A Presidential Campaign Pledge Can Right Wrongs of an Infamous DayRoundup
tags: Capitol Riot, January 6
Nicholas Mosvick is a Senior Fellow in Constitutional Content at the National Constitution Center. Follow him on Twitter @nmosvick. Craig Bruce Smith is a historian and the author of "American Honor: The Creation of the Nation's Ideals during the Revolutionary Era." Follow him on Twitter @craigbrucesmith.
On Jan. 6, 2021, a mob of self-proclaimed “patriots” attacked the U.S. Capitol to challenge the certification of Joe Biden’s presidential election victory in a “second American revolution” they claimed was shielded “under the banner of 1776.” They flocked to “Stop the Steal” of a “sacred,” so-called 'landslide election victory’ from President Donald Trump that was (in his own words)“viciously stripped away from great patriots” due to unproven claims of voter fraud.
What transpired shattered the precedent of the peaceful transition of power created in America that followed every presidential election since 1796, when President George Washington did not seek a third term. It was reinforced after the bitterly divisive election of 1800 — when President John Adams stepped aside for his partisan rival Thomas Jefferson — and reinforced again and again until 2021.
While no coup actually took place and thus the historical transition of power was indeed maintained, one year later, uncomfortable numbers still cast the accused (including the now-convicted) of Jan. 6 as “patriots.” Candlelight anniversary vigils are planned for them, with their supporters even flying American flags emblazoned with words falsely attributed to George Washington.

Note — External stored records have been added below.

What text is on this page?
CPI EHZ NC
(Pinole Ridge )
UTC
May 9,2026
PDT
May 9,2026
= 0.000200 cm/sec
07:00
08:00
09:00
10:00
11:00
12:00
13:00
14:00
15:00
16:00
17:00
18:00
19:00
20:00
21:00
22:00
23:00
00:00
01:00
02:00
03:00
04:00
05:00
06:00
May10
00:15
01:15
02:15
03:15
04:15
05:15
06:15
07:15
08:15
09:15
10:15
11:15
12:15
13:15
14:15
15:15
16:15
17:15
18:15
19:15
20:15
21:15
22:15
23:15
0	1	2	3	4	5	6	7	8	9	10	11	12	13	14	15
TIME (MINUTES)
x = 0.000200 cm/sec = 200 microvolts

But there’s nothing patriotic or Washingtonian about Jan. 6. That is why starting with the 2024 presidential election, the nation needs a nonpartisan pledge from every candidate to support a peaceful transition of power and accept election results.

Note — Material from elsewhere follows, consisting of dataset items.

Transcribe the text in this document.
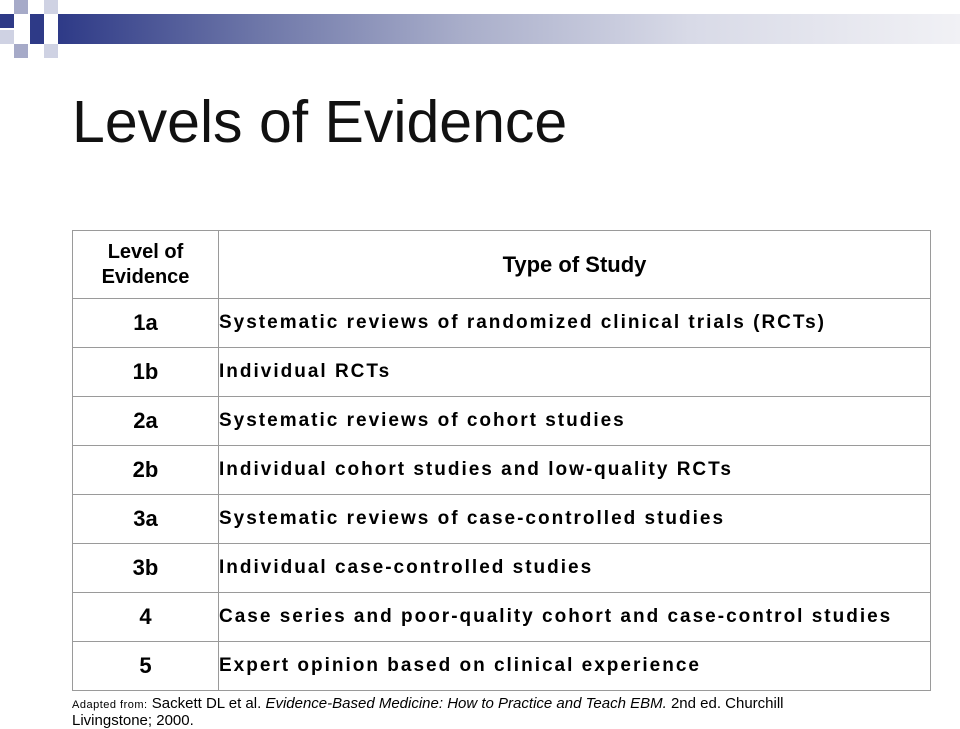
Levels of Evidence
Level of Evidence	Type of Study
1a	Systematic reviews of randomized clinical trials (RCTs)
1b	Individual RCTs
2a	Systematic reviews of cohort studies
2b	Individual cohort studies and low-quality RCTs
3a	Systematic reviews of case-controlled studies
3b	Individual case-controlled studies
4	Case series and poor-quality cohort and case-control studies
5	Expert opinion based on clinical experience
Adapted from: Sackett DL et al. Evidence-Based Medicine: How to Practice and Teach EBM. 2nd ed. Churchill
Livingstone; 2000.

Though the events of Jan. 6 were the most dangerous challenge to American democracy since the Civil War, they were the ugly result of a long-stemming corrosive trend. Members of both political parties have recently challenged elections. In doing so, Democrats and Republicans alike have shaken public confidence in American democracy since the 2000 presidential election.
While George W. Bush and Al Gore behaved admirably and accepted the Supreme Court’s decision, the imagery of “hanging chads” in Florida cast doubts over the election. Though he conceded, to this day, Gore hints at conspiracy.
Four years later, while then-presidential candidate John Kerry promptly conceded, many Democrats believed that massive election fraud had occurred. Michigan Congressman John Conyers raised the prospect of Jim Crow-style voter suppression. Others even urged Congress not to certify the election.